Today was it. The day I got to meet Troy.
As one of a number of dogs seized from an operator in the interior of BC last year in a cruelty case, Troy brings with him a bit of a backstory.
But I don't want to go into all that right now.
I want to share this new part of his life. The part where he's now covered by animal protection laws and is no longer beholden to someone for their livelihood and his life. The part where he now has choice and opportunity.

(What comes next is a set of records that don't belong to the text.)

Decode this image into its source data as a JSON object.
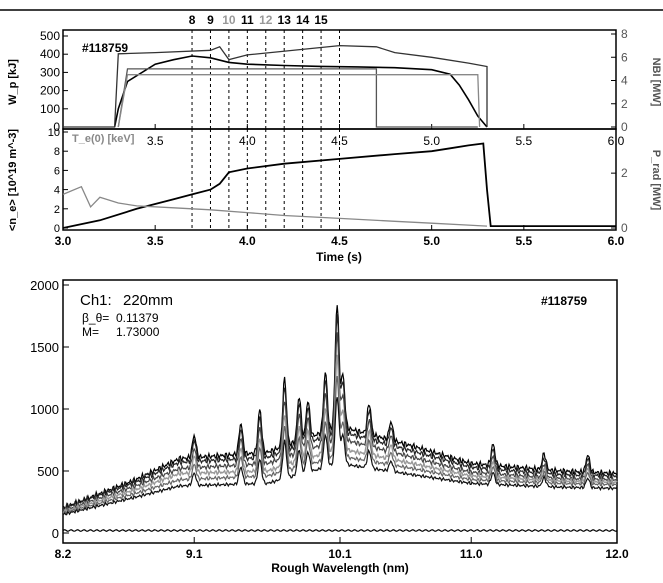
{
  "chart_data": [
    {
      "type": "line",
      "panel": "top-upper",
      "shot_label": "#118759",
      "ylabel_left": "W_p [kJ]",
      "ylabel_right": "NBI [MW]",
      "x_ticks": [
        "3.5",
        "4.0",
        "4.5",
        "5.0",
        "5.5",
        "6.0"
      ],
      "y_ticks_left": [
        "0",
        "100",
        "200",
        "300",
        "400",
        "500"
      ],
      "y_ticks_right": [
        "0",
        "2",
        "4",
        "6",
        "8"
      ],
      "xlim": [
        3.0,
        6.0
      ],
      "ylim_left": [
        0,
        500
      ],
      "ylim_right": [
        0,
        8
      ],
      "marker_labels": [
        "8",
        "9",
        "10",
        "11",
        "12",
        "13",
        "14",
        "15"
      ],
      "marker_times": [
        3.7,
        3.8,
        3.9,
        4.0,
        4.1,
        4.2,
        4.3,
        4.4,
        4.5
      ],
      "series": [
        {
          "axis": "left",
          "x": [
            3.28,
            3.3,
            3.35,
            3.5,
            3.6,
            3.7,
            3.8,
            3.9,
            4.0,
            4.2,
            4.4,
            4.6,
            4.8,
            5.0,
            5.1,
            5.15,
            5.2,
            5.25,
            5.3
          ],
          "y": [
            0,
            100,
            250,
            345,
            370,
            390,
            380,
            355,
            345,
            338,
            333,
            330,
            326,
            315,
            290,
            230,
            150,
            60,
            0
          ]
        },
        {
          "axis": "right",
          "x": [
            3.0,
            3.28,
            3.3,
            3.5,
            3.8,
            3.85,
            3.9,
            4.0,
            4.5,
            4.7,
            4.8,
            5.0,
            5.2,
            5.3,
            5.3
          ],
          "y": [
            0,
            0,
            6.3,
            6.4,
            6.6,
            6.9,
            5.8,
            6.2,
            7.0,
            6.9,
            6.4,
            6.0,
            5.5,
            5.2,
            0
          ]
        },
        {
          "axis": "right",
          "x": [
            3.3,
            3.35,
            4.7,
            4.7,
            5.2,
            5.25
          ],
          "y": [
            0,
            5.0,
            5.0,
            0,
            0,
            0
          ]
        },
        {
          "axis": "right",
          "x": [
            3.3,
            3.35,
            5.25,
            5.26
          ],
          "y": [
            0,
            4.5,
            4.5,
            0
          ]
        }
      ]
    },
    {
      "type": "line",
      "panel": "top-lower",
      "inline_label": "T_e(0) [keV]",
      "ylabel_left": "<n_e> [10^19 m^-3]",
      "ylabel_right": "P_rad [MW]",
      "xlabel": "Time (s)",
      "x_ticks": [
        "3.0",
        "3.5",
        "4.0",
        "4.5",
        "5.0",
        "5.5",
        "6.0"
      ],
      "y_ticks_left": [
        "0",
        "2",
        "4",
        "6",
        "8",
        "10"
      ],
      "y_ticks_right": [
        "0",
        "2"
      ],
      "xlim": [
        3.0,
        6.0
      ],
      "ylim_left": [
        0,
        10
      ],
      "ylim_right": [
        0,
        3.5
      ],
      "marker_times": [
        3.7,
        3.8,
        3.9,
        4.0,
        4.1,
        4.2,
        4.3,
        4.4,
        4.5
      ],
      "series": [
        {
          "axis": "left",
          "x": [
            3.0,
            3.2,
            3.4,
            3.6,
            3.7,
            3.8,
            3.85,
            3.9,
            4.0,
            4.2,
            4.5,
            4.8,
            5.0,
            5.1,
            5.2,
            5.28,
            5.3,
            5.32,
            6.0
          ],
          "y": [
            0,
            0.8,
            2.0,
            3.0,
            3.5,
            4.0,
            4.6,
            5.8,
            6.2,
            6.7,
            7.2,
            7.7,
            8.0,
            8.3,
            8.6,
            8.8,
            4.0,
            0.2,
            0.2
          ]
        },
        {
          "axis": "left",
          "x": [
            3.0,
            3.1,
            3.15,
            3.2,
            3.3,
            3.4,
            3.6,
            3.8,
            4.0,
            4.2,
            4.5,
            4.8,
            5.0,
            5.2,
            5.3
          ],
          "y": [
            3.5,
            4.3,
            2.2,
            3.2,
            2.6,
            2.3,
            2.1,
            1.9,
            1.6,
            1.3,
            1.0,
            0.7,
            0.5,
            0.3,
            0.2
          ]
        }
      ]
    },
    {
      "type": "line",
      "panel": "spectrum",
      "channel_label": "Ch1:",
      "channel_value": "220mm",
      "shot_label": "#118759",
      "param1_label": "β_θ=",
      "param1_value": "0.11379",
      "param2_label": "M=",
      "param2_value": "1.73000",
      "xlabel": "Rough Wavelength (nm)",
      "x_ticks": [
        "8.2",
        "9.1",
        "10.1",
        "11.0",
        "12.0"
      ],
      "y_ticks": [
        "0",
        "500",
        "1000",
        "1500",
        "2000"
      ],
      "xlim": [
        8.2,
        12.0
      ],
      "ylim": [
        0,
        2000
      ],
      "peaks": [
        {
          "x": 9.1,
          "h": 180
        },
        {
          "x": 9.42,
          "h": 250
        },
        {
          "x": 9.55,
          "h": 350
        },
        {
          "x": 9.72,
          "h": 550
        },
        {
          "x": 9.82,
          "h": 360
        },
        {
          "x": 9.88,
          "h": 300
        },
        {
          "x": 10.0,
          "h": 480
        },
        {
          "x": 10.08,
          "h": 1000
        },
        {
          "x": 10.12,
          "h": 420
        },
        {
          "x": 10.3,
          "h": 250
        },
        {
          "x": 10.45,
          "h": 150
        },
        {
          "x": 11.15,
          "h": 170
        },
        {
          "x": 11.5,
          "h": 130
        },
        {
          "x": 11.8,
          "h": 140
        }
      ],
      "series": [
        {
          "scale": 1.0,
          "base": [
            [
              8.2,
              200
            ],
            [
              8.7,
              430
            ],
            [
              9.0,
              600
            ],
            [
              9.6,
              650
            ],
            [
              10.1,
              860
            ],
            [
              10.6,
              700
            ],
            [
              11.0,
              560
            ],
            [
              11.6,
              500
            ],
            [
              12.0,
              480
            ]
          ]
        },
        {
          "scale": 0.95,
          "base": [
            [
              8.2,
              200
            ],
            [
              8.7,
              410
            ],
            [
              9.0,
              570
            ],
            [
              9.6,
              610
            ],
            [
              10.1,
              820
            ],
            [
              10.6,
              660
            ],
            [
              11.0,
              530
            ],
            [
              11.6,
              470
            ],
            [
              12.0,
              460
            ]
          ]
        },
        {
          "scale": 0.85,
          "base": [
            [
              8.2,
              180
            ],
            [
              8.7,
              380
            ],
            [
              9.0,
              520
            ],
            [
              9.6,
              560
            ],
            [
              10.1,
              760
            ],
            [
              10.6,
              610
            ],
            [
              11.0,
              490
            ],
            [
              11.6,
              440
            ],
            [
              12.0,
              430
            ]
          ]
        },
        {
          "scale": 0.75,
          "base": [
            [
              8.2,
              170
            ],
            [
              8.7,
              350
            ],
            [
              9.0,
              480
            ],
            [
              9.6,
              500
            ],
            [
              10.1,
              680
            ],
            [
              10.6,
              560
            ],
            [
              11.0,
              460
            ],
            [
              11.6,
              420
            ],
            [
              12.0,
              410
            ]
          ]
        },
        {
          "scale": 0.65,
          "base": [
            [
              8.2,
              160
            ],
            [
              8.7,
              320
            ],
            [
              9.0,
              430
            ],
            [
              9.6,
              460
            ],
            [
              10.1,
              620
            ],
            [
              10.6,
              520
            ],
            [
              11.0,
              430
            ],
            [
              11.6,
              400
            ],
            [
              12.0,
              390
            ]
          ]
        },
        {
          "scale": 0.55,
          "base": [
            [
              8.2,
              150
            ],
            [
              8.7,
              290
            ],
            [
              9.0,
              380
            ],
            [
              9.6,
              400
            ],
            [
              10.1,
              560
            ],
            [
              10.6,
              470
            ],
            [
              11.0,
              400
            ],
            [
              11.6,
              370
            ],
            [
              12.0,
              360
            ]
          ]
        },
        {
          "scale": 0.0,
          "base": [
            [
              8.2,
              20
            ],
            [
              12.0,
              20
            ]
          ]
        }
      ]
    }
  ]
}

I don't know how fearful (or not) he was when he was first taken into care last year (about 340 days ago), but when he arrived today and hopped out of the van, he came right up my front steps to greet me. When I pulled out a treat, he sat down and looked at me. I don't really ask dogs to do much for a treat other than look cute -- which all dogs nail 100% of the time -- but after my surprised look at this sit performance, I was told Troy's been learning some new things while in care, and learning to sit* was one of them.

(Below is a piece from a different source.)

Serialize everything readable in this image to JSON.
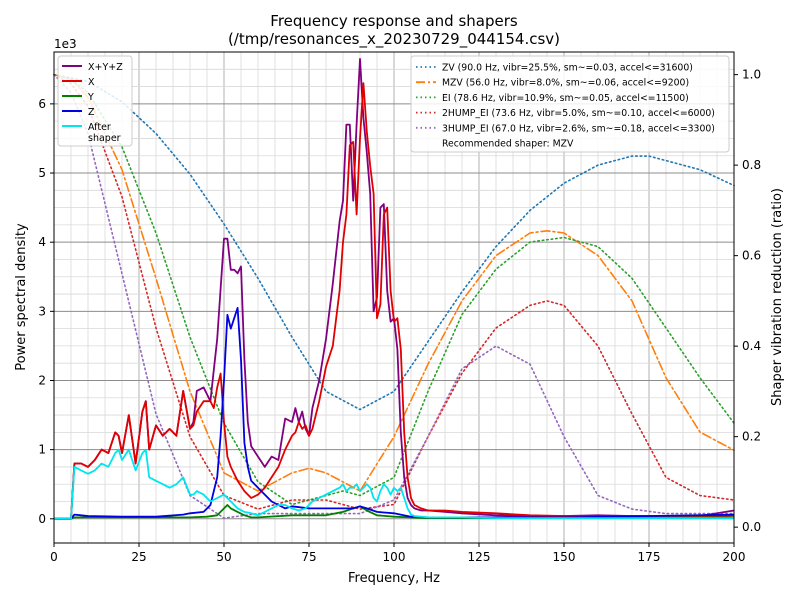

What's that saying you can't teach an old dog new tricks? BAH!
*Note: Although sitting is often one of the first things humans seem to teach dogs, in the sleddie world, this and similar movements are taught with some extra care, especially for the seniors. Not all dogs come with vet records, and if they do, they can be pretty limited so some level of arthritis is a given. But depending on the severity (along with any other undiagnosed joint and spine issues) sitting can be difficult, painful or even impossible. So if new-into-care sleddies aren't quite learning this new ask, it's not because they aren't smartie-pants, it could likely be pain related.
Before we headed off to the park though we took a moment in my yard to chat, I sat down and Troy came over and I gave him some scritches while he sniffed my face and head. I brought out the treat baggie and the results were: Dried fish snacks? Sure! Soft Milk Bones? Maybe. Stella & Chewy's Surf n' Turf? YES PLEASE!!
Golden Oreos? Nah.
Then off we went with Troy's nose to the ground.
Boy this guy likes to sniff. And rightly so... living life on a chain as a working sled dog meant his sniffing world was very small. But now, at 9 years old, this guy has the opportunity to sniff this big, wide world of ours and it looks like he's gonna make up for lost time!
During today's short visit, Troy eagerly sniffed the park pathway where all the dogs pee when they arrive at the park. Also, the walkway, the brambles, the grass by the rocks, the rocks, the top of ocean, the actual ocean (as he stuck his nose in the water), the otter in the distance eating a fish, the birds above and in the water, some new strange humans and dogs, and then once back at my house, a good sniff of my backyard where he peed on all my dog's favourite pee spots!
Today's adventure also included a blackberry thorn removal from above bramble sniffing (see photo 5) and scritches. Troy loves scritches. He loves them on his face, chest and even the top of his head, especially when you use your fingertips like an octopus (see photo 13).
I think though, the moment that best describes this outing was the one where he stood still and turned his face to the warmth of the sun, eyes closed. (photo 27)
Maybe I'm putting my human-ness on this action, but he looked pretty blissed out there for a moment.
I'm incredibly grateful that I got to meet this fella because although he's come from a different kennel than many of the 200+ sleddies I've met, he's yet another former sled dog proving that he's an individual with his own likes, dislikes, needs and personality. I can only imagine how big his world will continue to get now that he has the opportunity, along with a huge community of former sled dog adopters behind him, cheering him on. 100%.
Troy is in foster with super-sleddie adopter/foster Deb, but is adoptable through the SPCA in Victoria.